Archive
TOUGHEST PLANT?
18/07/2024
I have been fascinated by bryophytes, that is mosses and liverworts, for many years. Indeed they were a major element of my doctorate research on heathland where, on pure sand, mosses grew where very little else could and helped to stabilise the ground so that other plants were able to colonise. Mosses have an extraordinary ability to grow on substrata that are hostile to many other plants – on tree bark, stones & rocks, in the deepest shade, on roofs of all kinds in the blazing sun as well as the cold extremes of high mountains and boreal habitats.
There is one moss species, though, which seems to excel at growing in the harshest habitats where even most other mosses cannot survive. This is the steppe screw-moss, a member of the family of pottiales, Syntrichia caninervis (Mitt.) Broth.[1]
[1] https://doi.org/10.1016/j.xinn.2024.100657
The steppe screw-moss is an organism of extreme environments – an extremophile. It has a wide distribution on Earth, favouring deserts from Tibet to Antarctica, indeed in arid habitats all over the world including Europe, and North America. It has hair-like structures which can collect moisture from fog and dew when there is no rain or snow. The photo of it on the left is by Sheri Hagwood of the US Bureau of Land Management (from Wikipedia public domain).
Here is an enlargement:
Scientists have been busy researching this bryophyte and its extreme temperature tolerance, dipping it in liquid nitrogen for a month and at rather higher temperatures (of -80oC) for years! That it recovers after such experimental insults is extraordinary enough, but it can also withstand gamma radiation – it can survive 500Gy (Gray units) which is a lot when you think that is ten times what would be lethal to humans.
This has led to thoughts that a species of plant with such remarkable abilities to survive hostile surroundings might even subsist extra-terrestrially. Enter the researchers again who have subjected S. caninervis to a simulated environment of the conditions on Mars (temperatures varying between -60 and 20oC, high ultraviolet radiation and low atmospheric pressure in an atmosphere of 95% carbon dioxide. Extraordinarily, all the dried moss samples placed in these conditions had a full rate of regeneration after a week of these conditions.
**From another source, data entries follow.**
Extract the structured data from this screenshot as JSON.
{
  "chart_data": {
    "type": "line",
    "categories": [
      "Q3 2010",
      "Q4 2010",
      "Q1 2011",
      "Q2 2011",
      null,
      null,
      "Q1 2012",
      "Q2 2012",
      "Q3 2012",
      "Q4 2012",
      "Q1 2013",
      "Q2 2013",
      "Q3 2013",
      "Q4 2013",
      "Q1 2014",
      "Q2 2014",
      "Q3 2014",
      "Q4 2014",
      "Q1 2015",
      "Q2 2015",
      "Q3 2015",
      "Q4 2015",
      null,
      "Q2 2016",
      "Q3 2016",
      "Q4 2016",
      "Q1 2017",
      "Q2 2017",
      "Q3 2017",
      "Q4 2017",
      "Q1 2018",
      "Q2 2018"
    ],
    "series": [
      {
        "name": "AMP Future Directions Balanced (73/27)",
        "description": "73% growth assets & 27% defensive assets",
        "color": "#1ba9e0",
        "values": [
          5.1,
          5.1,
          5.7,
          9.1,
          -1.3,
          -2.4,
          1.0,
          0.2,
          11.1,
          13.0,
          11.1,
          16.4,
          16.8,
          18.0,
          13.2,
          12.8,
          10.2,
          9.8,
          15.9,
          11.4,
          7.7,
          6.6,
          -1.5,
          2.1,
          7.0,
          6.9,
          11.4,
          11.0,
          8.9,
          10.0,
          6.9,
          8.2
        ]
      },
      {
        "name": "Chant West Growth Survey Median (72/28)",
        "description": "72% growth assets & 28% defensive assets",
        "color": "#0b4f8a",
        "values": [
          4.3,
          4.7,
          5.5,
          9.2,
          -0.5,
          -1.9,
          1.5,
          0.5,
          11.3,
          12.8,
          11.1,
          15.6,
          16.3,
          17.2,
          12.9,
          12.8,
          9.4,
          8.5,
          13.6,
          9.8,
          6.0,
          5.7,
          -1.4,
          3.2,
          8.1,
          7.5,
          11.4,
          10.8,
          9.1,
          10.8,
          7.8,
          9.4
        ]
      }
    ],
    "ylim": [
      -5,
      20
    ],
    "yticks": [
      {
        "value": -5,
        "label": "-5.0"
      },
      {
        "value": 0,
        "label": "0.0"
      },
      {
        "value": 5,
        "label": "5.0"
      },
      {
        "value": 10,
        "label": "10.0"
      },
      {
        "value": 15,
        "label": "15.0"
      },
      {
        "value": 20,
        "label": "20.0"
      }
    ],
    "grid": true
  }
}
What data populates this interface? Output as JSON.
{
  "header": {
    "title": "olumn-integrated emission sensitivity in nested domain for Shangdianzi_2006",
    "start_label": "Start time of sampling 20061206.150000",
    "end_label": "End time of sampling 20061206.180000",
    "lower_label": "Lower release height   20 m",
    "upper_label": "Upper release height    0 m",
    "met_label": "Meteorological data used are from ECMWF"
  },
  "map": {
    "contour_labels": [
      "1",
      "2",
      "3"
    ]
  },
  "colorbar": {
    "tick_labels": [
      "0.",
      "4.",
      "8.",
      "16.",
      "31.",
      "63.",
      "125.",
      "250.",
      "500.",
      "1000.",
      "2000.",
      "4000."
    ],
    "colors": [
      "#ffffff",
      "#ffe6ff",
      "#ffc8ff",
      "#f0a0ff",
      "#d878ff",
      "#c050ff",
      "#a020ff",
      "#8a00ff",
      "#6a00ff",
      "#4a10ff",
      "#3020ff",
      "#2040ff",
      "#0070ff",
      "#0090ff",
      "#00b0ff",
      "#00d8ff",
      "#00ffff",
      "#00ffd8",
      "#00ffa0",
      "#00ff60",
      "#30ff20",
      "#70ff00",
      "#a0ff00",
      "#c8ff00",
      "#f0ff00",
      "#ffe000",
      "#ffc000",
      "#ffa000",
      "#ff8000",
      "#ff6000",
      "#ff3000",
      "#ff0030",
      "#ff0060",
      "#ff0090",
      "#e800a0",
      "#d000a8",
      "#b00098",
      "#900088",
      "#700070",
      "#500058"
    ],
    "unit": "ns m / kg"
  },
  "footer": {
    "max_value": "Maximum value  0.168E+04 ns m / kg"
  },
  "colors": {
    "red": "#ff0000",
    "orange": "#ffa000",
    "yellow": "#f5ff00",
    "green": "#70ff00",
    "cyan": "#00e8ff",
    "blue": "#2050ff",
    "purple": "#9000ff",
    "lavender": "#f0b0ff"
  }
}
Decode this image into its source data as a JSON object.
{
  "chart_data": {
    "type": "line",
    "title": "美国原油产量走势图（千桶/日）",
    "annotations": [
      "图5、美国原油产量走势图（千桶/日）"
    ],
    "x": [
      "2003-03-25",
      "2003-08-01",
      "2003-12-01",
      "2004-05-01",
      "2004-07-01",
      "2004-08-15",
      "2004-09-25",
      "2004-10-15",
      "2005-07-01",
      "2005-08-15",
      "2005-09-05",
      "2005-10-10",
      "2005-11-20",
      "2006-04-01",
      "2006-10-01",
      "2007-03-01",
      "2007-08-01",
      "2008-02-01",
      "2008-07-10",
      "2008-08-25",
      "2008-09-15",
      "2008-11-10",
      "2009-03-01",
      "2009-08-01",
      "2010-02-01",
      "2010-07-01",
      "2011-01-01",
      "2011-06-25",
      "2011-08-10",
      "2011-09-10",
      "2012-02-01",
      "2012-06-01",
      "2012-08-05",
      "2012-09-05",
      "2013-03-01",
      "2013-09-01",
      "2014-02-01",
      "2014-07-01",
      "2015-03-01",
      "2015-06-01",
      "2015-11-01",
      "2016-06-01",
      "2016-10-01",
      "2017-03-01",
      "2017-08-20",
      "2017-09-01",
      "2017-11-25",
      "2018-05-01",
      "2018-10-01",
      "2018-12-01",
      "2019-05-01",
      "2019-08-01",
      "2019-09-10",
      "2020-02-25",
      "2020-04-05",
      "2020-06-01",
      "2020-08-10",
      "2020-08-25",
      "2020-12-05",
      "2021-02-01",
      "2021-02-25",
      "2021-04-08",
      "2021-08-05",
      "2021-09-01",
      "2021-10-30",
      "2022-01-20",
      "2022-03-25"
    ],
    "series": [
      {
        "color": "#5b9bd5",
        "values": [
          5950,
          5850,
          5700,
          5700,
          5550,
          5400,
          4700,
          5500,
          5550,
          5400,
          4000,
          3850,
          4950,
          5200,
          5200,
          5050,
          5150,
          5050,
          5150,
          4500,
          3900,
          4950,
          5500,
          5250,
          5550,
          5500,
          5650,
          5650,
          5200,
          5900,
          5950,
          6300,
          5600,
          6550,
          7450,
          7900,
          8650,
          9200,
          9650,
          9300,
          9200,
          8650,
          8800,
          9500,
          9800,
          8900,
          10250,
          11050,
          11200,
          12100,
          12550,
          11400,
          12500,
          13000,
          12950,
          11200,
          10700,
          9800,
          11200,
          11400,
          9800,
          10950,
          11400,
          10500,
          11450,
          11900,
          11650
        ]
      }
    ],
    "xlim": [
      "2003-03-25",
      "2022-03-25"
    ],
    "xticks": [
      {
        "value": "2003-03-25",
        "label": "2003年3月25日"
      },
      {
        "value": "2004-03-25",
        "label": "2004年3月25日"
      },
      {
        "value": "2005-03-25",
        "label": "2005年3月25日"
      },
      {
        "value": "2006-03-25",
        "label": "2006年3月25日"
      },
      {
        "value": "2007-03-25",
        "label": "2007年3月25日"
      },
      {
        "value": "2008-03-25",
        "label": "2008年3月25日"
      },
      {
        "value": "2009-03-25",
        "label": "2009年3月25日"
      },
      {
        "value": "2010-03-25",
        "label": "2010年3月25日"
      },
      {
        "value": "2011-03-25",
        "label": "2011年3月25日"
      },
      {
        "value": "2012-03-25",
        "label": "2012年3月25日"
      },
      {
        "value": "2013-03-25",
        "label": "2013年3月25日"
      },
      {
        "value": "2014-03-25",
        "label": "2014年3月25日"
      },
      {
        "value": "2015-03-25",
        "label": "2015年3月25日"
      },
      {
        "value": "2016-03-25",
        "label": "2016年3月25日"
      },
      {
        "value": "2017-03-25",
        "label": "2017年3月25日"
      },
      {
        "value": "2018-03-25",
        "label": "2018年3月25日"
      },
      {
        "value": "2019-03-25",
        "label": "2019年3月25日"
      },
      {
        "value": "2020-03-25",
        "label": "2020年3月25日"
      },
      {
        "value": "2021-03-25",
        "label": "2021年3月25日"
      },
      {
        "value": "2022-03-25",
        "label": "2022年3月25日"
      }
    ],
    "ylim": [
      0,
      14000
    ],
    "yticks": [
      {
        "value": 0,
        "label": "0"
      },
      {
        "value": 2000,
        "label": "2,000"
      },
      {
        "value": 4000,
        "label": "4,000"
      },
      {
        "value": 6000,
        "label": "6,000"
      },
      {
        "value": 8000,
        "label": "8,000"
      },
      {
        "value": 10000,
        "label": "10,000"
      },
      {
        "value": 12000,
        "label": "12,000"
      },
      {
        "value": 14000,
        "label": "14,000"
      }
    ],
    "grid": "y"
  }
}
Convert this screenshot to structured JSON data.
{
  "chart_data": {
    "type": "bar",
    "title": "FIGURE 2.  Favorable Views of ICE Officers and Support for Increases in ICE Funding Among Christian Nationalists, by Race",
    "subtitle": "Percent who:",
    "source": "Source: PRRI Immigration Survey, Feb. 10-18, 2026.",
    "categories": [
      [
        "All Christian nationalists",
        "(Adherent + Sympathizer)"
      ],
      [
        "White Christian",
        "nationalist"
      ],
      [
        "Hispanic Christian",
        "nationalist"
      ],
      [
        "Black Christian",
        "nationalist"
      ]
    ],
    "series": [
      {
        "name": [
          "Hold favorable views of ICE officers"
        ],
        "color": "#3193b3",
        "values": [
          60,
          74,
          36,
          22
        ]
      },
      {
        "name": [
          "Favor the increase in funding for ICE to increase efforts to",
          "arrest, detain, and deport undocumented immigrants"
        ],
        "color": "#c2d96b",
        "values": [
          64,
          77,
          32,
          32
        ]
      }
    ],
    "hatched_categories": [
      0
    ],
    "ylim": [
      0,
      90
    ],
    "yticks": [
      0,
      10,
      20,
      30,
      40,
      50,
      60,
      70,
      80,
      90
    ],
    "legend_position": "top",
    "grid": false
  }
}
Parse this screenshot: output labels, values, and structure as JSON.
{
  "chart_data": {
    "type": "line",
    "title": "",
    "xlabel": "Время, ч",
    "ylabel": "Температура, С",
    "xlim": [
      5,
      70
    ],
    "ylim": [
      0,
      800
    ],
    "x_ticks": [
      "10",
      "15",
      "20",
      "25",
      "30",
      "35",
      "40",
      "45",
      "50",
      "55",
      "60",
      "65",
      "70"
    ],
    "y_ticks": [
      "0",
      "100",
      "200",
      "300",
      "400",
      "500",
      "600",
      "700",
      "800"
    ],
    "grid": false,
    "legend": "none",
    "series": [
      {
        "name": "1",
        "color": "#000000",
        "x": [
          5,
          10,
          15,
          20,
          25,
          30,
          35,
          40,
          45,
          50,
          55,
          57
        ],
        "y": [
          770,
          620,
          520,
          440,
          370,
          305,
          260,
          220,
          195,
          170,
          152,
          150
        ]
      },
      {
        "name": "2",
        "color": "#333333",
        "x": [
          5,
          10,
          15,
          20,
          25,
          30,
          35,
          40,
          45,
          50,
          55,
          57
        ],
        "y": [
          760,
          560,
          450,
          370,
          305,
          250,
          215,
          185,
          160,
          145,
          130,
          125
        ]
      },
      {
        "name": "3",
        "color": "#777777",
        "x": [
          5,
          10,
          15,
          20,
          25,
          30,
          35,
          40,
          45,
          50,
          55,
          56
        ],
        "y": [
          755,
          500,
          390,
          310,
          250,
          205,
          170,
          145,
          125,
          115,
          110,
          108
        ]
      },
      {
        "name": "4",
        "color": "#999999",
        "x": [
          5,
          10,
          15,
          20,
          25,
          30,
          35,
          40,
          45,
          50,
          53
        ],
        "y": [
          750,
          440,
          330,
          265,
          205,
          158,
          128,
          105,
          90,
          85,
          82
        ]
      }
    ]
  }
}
Happily, Betts Ecology don’t have such extreme conditions on our sites, but we do have many places where mosses grow in situations where other larger plants except perhaps lichens, cannot, such as on the tops of walls, on roofs and exposed stony paths. Throughout our sites, though, we encourage bryophytes in all habitats, even lawns – personally, I have a hatred of treating lawns with moss killers!